US 12,112,833 B2
Systems and methods for index hopping filtering
Nicolaus Lance Hepler, Oakland, CA (US); Chaitanya Aluru, Princeton, NJ (US); Patrick J. Marks, San Francisco, CA (US); Niranjan Srinivas, Dublin, CA (US); and Nigel Delaney, San Francisco, CA (US)
Assigned to 10X Genomics, Inc., Pleasanton, CA (US)
Filed by 10X Genomics, Inc., Pleasanton, CA (US)
Filed on Feb. 4, 2021, as Appl. No. 17/168,050.
Claims priority of provisional application 63/022,988, filed on May 11, 2020.
Claims priority of provisional application 62/969,897, filed on Feb. 4, 2020.
Prior Publication US 2021/0241853 A1, Aug. 5, 2021
Int. Cl. G16B 30/00 (2019.01); G06F 16/22 (2019.01); G06F 16/23 (2019.01)

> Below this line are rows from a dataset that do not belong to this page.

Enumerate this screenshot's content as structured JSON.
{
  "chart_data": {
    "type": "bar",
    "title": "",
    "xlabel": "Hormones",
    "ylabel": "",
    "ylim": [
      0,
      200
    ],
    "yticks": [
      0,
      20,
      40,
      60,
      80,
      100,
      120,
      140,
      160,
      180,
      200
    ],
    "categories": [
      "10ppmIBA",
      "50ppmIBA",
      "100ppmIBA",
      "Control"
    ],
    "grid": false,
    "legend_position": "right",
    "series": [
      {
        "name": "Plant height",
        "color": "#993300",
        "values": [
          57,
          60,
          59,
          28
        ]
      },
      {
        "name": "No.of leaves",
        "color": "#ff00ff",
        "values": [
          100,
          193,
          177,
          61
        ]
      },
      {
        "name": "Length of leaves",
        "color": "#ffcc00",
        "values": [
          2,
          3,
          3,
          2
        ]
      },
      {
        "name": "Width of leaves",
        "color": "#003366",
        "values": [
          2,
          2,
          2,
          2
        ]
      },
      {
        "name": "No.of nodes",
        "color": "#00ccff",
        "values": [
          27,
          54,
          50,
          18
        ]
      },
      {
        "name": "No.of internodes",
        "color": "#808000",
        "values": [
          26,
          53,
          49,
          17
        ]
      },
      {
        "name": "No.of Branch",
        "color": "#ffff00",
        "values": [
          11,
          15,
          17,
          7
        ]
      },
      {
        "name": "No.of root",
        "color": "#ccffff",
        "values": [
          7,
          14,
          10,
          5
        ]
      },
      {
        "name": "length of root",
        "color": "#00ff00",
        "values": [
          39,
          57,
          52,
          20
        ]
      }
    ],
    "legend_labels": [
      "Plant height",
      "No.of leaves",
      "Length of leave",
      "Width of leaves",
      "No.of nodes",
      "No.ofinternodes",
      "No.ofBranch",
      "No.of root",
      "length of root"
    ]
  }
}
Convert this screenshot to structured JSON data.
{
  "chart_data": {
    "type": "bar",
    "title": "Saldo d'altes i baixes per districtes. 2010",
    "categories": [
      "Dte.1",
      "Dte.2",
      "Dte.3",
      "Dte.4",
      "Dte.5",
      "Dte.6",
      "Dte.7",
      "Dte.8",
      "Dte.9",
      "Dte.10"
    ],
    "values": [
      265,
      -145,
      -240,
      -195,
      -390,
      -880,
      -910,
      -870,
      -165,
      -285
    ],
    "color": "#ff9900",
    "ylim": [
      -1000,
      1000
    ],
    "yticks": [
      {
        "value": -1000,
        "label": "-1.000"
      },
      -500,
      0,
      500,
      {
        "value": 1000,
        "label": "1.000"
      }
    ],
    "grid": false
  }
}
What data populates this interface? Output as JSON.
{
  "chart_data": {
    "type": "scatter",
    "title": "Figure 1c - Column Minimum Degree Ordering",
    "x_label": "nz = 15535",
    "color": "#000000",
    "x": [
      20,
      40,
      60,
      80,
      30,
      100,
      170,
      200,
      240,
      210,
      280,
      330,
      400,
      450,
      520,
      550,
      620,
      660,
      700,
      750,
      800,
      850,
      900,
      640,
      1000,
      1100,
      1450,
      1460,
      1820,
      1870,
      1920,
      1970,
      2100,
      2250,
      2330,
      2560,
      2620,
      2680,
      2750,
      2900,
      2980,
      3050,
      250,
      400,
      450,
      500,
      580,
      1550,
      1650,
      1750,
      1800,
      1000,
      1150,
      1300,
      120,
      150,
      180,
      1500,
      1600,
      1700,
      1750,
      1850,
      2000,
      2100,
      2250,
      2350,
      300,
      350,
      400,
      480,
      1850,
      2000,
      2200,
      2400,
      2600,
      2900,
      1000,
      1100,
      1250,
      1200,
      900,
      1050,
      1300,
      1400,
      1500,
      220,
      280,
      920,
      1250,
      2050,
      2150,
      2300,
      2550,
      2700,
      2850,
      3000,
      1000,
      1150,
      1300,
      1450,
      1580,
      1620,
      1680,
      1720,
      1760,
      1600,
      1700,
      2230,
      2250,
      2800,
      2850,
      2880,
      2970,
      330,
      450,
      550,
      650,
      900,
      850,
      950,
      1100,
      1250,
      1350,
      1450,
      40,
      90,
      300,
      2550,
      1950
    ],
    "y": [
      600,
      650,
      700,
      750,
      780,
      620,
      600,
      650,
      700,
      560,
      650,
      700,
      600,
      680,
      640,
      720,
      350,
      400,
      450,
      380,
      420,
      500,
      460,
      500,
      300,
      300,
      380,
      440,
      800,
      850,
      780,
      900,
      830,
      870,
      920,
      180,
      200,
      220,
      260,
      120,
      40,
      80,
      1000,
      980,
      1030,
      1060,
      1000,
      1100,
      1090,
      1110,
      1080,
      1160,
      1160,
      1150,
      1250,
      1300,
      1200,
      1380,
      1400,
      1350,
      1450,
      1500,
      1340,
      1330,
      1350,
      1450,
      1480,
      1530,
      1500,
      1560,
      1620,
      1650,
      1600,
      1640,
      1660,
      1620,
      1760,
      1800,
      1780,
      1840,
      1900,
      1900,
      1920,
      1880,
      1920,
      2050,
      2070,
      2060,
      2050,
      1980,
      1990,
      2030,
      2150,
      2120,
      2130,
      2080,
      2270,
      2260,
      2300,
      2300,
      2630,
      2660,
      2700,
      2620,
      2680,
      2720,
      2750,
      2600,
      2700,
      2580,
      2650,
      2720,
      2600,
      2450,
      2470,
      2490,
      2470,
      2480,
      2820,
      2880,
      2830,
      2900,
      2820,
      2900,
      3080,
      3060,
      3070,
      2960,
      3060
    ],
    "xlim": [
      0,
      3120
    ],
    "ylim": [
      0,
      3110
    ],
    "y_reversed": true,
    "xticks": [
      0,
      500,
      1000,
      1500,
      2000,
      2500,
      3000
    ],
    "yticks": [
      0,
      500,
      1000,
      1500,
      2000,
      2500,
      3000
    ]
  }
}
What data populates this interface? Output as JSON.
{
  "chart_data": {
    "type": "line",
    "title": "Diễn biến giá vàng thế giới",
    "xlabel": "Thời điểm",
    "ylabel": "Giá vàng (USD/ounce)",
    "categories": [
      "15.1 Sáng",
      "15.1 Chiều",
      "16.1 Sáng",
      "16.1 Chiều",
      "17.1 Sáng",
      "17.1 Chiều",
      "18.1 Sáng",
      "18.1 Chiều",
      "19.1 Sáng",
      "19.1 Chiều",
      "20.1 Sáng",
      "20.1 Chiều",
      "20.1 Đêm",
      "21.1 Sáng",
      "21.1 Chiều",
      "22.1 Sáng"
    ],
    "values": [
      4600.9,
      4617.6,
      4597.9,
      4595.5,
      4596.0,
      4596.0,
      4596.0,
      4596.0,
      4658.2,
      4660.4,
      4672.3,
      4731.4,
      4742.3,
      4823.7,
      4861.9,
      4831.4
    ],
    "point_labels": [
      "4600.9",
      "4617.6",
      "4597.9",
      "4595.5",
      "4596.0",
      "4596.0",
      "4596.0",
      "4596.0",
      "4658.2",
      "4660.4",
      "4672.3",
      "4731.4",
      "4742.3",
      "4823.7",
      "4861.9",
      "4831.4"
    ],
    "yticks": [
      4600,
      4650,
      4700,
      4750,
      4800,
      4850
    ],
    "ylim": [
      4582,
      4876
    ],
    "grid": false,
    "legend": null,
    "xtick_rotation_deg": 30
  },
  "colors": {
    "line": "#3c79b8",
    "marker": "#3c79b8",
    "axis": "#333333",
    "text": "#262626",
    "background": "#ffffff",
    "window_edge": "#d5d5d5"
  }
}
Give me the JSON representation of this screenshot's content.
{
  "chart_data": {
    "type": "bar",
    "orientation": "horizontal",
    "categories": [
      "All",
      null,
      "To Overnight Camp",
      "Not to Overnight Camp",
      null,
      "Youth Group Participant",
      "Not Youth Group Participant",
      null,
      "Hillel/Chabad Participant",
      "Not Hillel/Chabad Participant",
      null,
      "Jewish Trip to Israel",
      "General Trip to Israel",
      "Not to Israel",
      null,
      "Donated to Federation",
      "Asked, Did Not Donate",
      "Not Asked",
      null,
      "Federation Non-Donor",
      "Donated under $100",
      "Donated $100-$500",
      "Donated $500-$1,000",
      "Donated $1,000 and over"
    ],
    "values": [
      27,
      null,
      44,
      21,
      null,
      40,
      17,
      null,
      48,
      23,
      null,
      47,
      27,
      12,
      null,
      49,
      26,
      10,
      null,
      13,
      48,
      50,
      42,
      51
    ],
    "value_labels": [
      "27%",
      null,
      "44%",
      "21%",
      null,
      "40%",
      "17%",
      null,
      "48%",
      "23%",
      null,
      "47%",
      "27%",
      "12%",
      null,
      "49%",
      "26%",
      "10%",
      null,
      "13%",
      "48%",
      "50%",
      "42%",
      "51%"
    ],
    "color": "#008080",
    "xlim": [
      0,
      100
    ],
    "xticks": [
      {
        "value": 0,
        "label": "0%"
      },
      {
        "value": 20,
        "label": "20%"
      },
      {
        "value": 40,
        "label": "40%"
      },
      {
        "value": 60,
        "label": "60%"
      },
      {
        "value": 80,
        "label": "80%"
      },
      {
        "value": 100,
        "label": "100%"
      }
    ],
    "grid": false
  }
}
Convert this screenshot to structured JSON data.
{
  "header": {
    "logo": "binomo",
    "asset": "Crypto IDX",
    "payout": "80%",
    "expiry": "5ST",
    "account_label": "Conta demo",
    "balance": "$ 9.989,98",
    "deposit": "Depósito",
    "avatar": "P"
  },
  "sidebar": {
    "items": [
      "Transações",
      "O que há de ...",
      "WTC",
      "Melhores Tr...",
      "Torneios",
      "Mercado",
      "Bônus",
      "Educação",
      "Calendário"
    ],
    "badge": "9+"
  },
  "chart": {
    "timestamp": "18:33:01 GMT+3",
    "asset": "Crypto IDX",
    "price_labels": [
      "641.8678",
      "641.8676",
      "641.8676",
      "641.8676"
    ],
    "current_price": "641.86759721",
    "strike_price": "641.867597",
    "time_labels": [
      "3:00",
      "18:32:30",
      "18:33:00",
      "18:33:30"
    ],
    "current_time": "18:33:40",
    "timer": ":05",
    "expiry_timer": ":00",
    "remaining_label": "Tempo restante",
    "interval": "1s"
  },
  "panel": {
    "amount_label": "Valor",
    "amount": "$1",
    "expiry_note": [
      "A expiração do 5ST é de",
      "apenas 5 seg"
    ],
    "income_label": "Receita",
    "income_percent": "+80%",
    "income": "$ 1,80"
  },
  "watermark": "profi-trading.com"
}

CPC G16B 30/00 (2019.02) [G06F 16/2255 (2019.01); G06F 16/2365 (2019.01)] 27 Claims
OG exemplary drawing
 
1. A method of filtering out erroneous sequence reads, the method comprising:
at a computer system having one or more processors, and memory storing one or more programs for execution by the one or more processors:
(A) obtaining a plurality of sequence reads, in electronic form, from a multiplexed sequencing reaction, wherein
the plurality of sequence reads comprises 10,000 sequence reads;
each respective sequence read in the plurality of sequence reads comprises a corresponding insert portion, a corresponding first non-insert portion consisting of N nucleotide positions, and a corresponding second non-insert portion consisting of M nucleotide positions,
N and M are positive integers,
each corresponding first non-insert portion represents an identifier of a unique molecule,
each corresponding second non-insert portion comprises a sample index,
the plurality of sequence reads includes one or more first sequence reads from a first sample that each have a first value for the sample index,
the plurality of sequence reads includes one or more second sequence reads from a second sample that each have a second value for the sample index;
(B) performing a uniqueness test by:
(i) obtaining a table THH that comprises the corresponding first and second non-insert portions of each sequence read in the plurality of sequence reads, lexicographically sorted on the first non-insert portion,
(ii) identifying each respective first non-insert portion represented in THH for which a predetermined second threshold number of unique second non-coding portion pairs can be made from pairs of sequence reads in Tim having the respective first non-insert portion, wherein each second non-coding portion pair in the threshold number of unique second non-coding portion pairs comprises an independent pair of different second non-coding portion values, and
(iii) removing from the plurality of sequence reads each sequence read in the plurality of sequence reads having an identified first non-insert portion;
(C) for each respective hash in a plurality of hashes, forming a corresponding hash data structure, wherein the corresponding hash data structure includes a representation of each respective sequence read, in the plurality of sequence reads, and comprises a hash value, of length L nucleotide positions, wherein L is less than N, formed by hashing at least the corresponding first non-insert portion of the respective sequence read in accordance with the respective hash, thereby forming a plurality of hash data structures;
(D) creating a heterogenous data structure comprising a plurality of entries by identifying a plurality of unique sequence read pairs in the plurality of hash data structures in greater than linear time, wherein
each respective sequence read pair in the plurality of unique sequence read pairs includes a corresponding first sequence read and a corresponding second sequence read sharing a common hash value and having different second values for the sample index, and
each corresponding entry in the heterogeneous data structure comprises a respective unique sequence read pair in the plurality of unique sequence read pairs, wherein the corresponding entry includes at least the corresponding first and second non-insert portions of the corresponding first sequence read and the corresponding first and second non-insert portions of the corresponding second sequence read of the respective unique sequence read pair;
(E) identifying a set of sequence reads using the heterogeneous data structure, wherein each sequence read in the set of sequence reads has a corresponding first non-insert portion value that appears more than a predetermined first threshold number of times in the heterogeneous data structure; and
(F) removing the set of sequence reads from the plurality of sequence reads thereby filtering out erroneous sequence reads.